United States
Wall Street extended its winning streak to three sessions, with the major indices posting solid gains as money markets priced in an 80 per cent probability of a quarter-point rate cut when the Fed meets next month. The Dow Jones Industrial Average led the charge with a 1.4 per cent advance, powered by strong performances from Merck, Home Depot and Nike. The broader S&P 500 climbed 0.9 per cent to close at 6,754.83, while the tech-heavy Nasdaq added 0.6 per cent despite earlier weakness.
The rally gained momentum after a string of economic releases painted a picture of moderating growth that could give the Fed room to ease policy. Private payrolls data showed a cooling labour market, retail sales rose only modestly in September, and consumer confidence dropped by the most in seven months. Perhaps most significantly, the benchmark 10-year Treasury yield briefly dipped below 4 per cent for the first time in recent sessions, settling at 4.00 per cent.

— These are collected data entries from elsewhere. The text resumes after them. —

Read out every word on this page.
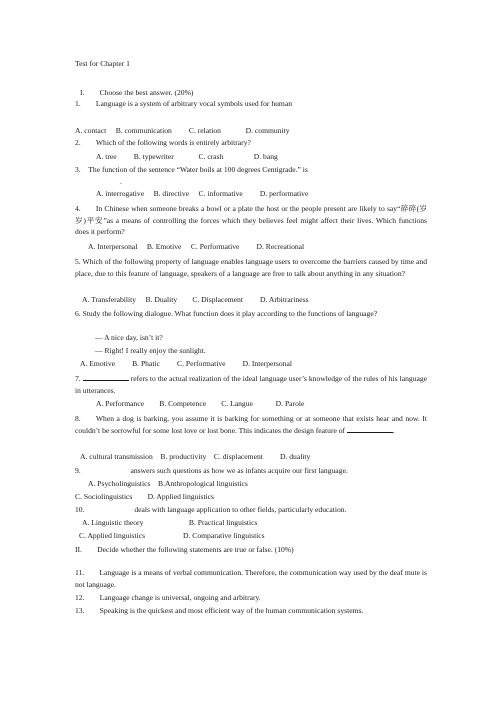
Test for Chapter 1
I.  Choose the best answer. (20%)
1.  Language is a system of arbitrary vocal symbols used for human
A. contact  B. communication   C. relation    D. community
2.  Which of the following words is entirely arbitrary?
A. tree   B. typewriter    C. crash    D. bang
3. The function of the sentence “Water boils at 100 degrees Centigrade.” is
.
A. interrogative  B. directive  C. informative   D. performative
4.  In Chinese when someone breaks a bowl or a plate the host or the people present are likely to say“碎碎(岁岁)平安”as a means of controlling the forces which they believes feel might affect their lives. Which functions does it perform?
A. Interpersonal  B. Emotive  C. Performative   D. Recreational
5. Which of the following property of language enables language users to overcome the barriers caused by time and place, due to this feature of language, speakers of a language are free to talk about anything in any situation?
A. Transferability  B. Duality  C. Displacement   D. Arbitrariness
6. Study the following dialogue. What function does it play according to the functions of language?
— A nice day, isn’t it?
— Right! I really enjoy the sunlight.
A. Emotive   B. Phatic   C. Performative   D. Interpersonal
7.	refers to the actual realization of the ideal language user’s knowledge of the rules of his language in utterances.
A. Performance  B. Competence  C. Langue   D. Parole
8.  When a dog is barking, you assume it is barking for something or at someone that exists hear and now. It couldn’t be sorrowful for some lost love or lost bone. This indicates the design feature of	.
A. cultural transmission B. productivity C. displacement   D. duality
9.	answers such questions as how we as infants acquire our first language.
A. Psycholinguistics B.Anthropological linguistics
C. Sociolinguistics  D. Applied linguistics
10.	deals with language application to other fields, particularly education.
A. Linguistic theory      B. Practical linguistics
C. Applied linguistics     D. Comparative linguistics
II.  Decide whether the following statements are true or false. (10%)
11.  Language is a means of verbal communication. Therefore, the communication way used by the deaf mute is not language.
12.  Language change is universal, ongoing and arbitrary.
13.  Speaking is the quickest and most efficient way of the human communication systems.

Adding fuel to the rate-cut narrative, Kevin Hassett emerged as the leading candidate to potentially succeed Jerome Powell as Fed chair next year. Hassett, who serves as White House National Economic Council director, has previously argued for more aggressive rate cuts, including a potential 50 basis point reduction.
The technology sector saw diverging fortunes as questions about AI infrastructure spending continue to swirl. Alphabet surged towards a $4 trillion valuation, extending its five-day gain to more than 11 per cent. However, Nvidia slipped 3 per cent after reports that Meta Platforms is considering billions in spending on Google’s AI chips, though portfolio managers remained sanguine about the chipmaker’s longer-term prospects.
Europe
European bourses caught a bid on reports that Ukraine had agreed to terms for a potential peace deal with Russia, lifting the Stoxx 600 by 0.9 per cent. The news provided particular support for sectors sensitive to geopolitical risk, with the UBS Ukraine Ceasefire basket jumping 2.2 per cent.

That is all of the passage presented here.